Methods: Twelve dogs were divided into two groups randomly: hepatic arterial ischaemia (HAI) and control groups. In HAI group, hepatic artery was perfused 60 minutes after portal perfusion, but in control group, hepatic arterial perfusion was simultaneous with portal perfusion. The pathological changes of intrahepatic bile ducts were observed. Transforming growth factor beta 1 (TGF-beta1), expressed in epithelial cells of intrahepatic bile duct, was detected by immunohistochemical streptoadividin-biotin complex method. Expressions of Smad3, P-Smad3 and the transcriptional levels of alpha smooth muscle actin (alpha-SMA) mRNA in intrahepatic bile ducts were detected by Western blotting and RT-PCR respectively.

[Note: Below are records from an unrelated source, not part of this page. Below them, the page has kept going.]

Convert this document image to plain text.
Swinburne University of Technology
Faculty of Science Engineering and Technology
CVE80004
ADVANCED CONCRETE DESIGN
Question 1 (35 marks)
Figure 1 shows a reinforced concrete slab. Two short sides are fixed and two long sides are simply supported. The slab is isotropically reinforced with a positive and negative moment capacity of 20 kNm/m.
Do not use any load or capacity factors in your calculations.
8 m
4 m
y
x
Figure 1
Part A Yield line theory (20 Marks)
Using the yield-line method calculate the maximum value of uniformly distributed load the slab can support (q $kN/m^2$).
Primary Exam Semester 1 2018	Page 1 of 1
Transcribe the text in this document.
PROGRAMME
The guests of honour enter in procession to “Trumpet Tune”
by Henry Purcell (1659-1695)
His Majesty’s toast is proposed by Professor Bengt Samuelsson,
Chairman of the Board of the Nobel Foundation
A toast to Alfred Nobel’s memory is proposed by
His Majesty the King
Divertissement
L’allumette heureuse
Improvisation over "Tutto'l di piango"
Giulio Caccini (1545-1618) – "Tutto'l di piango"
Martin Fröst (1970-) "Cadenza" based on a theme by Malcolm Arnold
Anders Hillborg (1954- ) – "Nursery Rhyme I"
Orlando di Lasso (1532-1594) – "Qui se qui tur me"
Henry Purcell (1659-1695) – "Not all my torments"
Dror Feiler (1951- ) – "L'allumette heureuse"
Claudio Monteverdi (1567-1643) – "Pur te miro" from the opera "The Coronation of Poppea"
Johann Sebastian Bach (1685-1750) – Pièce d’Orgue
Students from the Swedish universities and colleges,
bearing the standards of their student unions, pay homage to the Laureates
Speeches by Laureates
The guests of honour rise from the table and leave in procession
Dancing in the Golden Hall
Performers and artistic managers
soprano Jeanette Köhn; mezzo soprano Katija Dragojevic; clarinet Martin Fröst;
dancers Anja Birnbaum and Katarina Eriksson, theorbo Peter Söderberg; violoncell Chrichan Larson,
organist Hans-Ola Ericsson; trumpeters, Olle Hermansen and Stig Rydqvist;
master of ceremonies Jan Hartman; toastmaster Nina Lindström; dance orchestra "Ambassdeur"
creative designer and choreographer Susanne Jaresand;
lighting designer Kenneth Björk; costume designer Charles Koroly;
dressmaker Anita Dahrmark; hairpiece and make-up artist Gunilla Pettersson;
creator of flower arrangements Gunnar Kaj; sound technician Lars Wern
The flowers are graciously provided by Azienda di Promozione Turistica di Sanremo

Results: Compared with the control group, more collagen deposition and leucocytic infiltration could be seen in biliary vessel walls. Significantly more buffy particles, which are the proteins of TGF-beta1, could be seen in biliary epithelial cells. P-Smad3 and alpha-SMA mRNA (as ratio to corresponding beta-actin) in intrahepatic bile ducts were 1.82 +/- 0.18 and 1.86 +/- 0.73 respectively in HAI group, significantly higher than those in control group (0.59 +/- 0.09 and 0.46 +/- 0.18, respectively).
Conclusions: Hepatic arterial ischaemia could increase the deposition of collagen fibres, trigger the transdifferentiation of myofibroblasts in intrahepatic bile duct and might result in biliary fibrosis by activating the TGF-beta1 signalling pathway.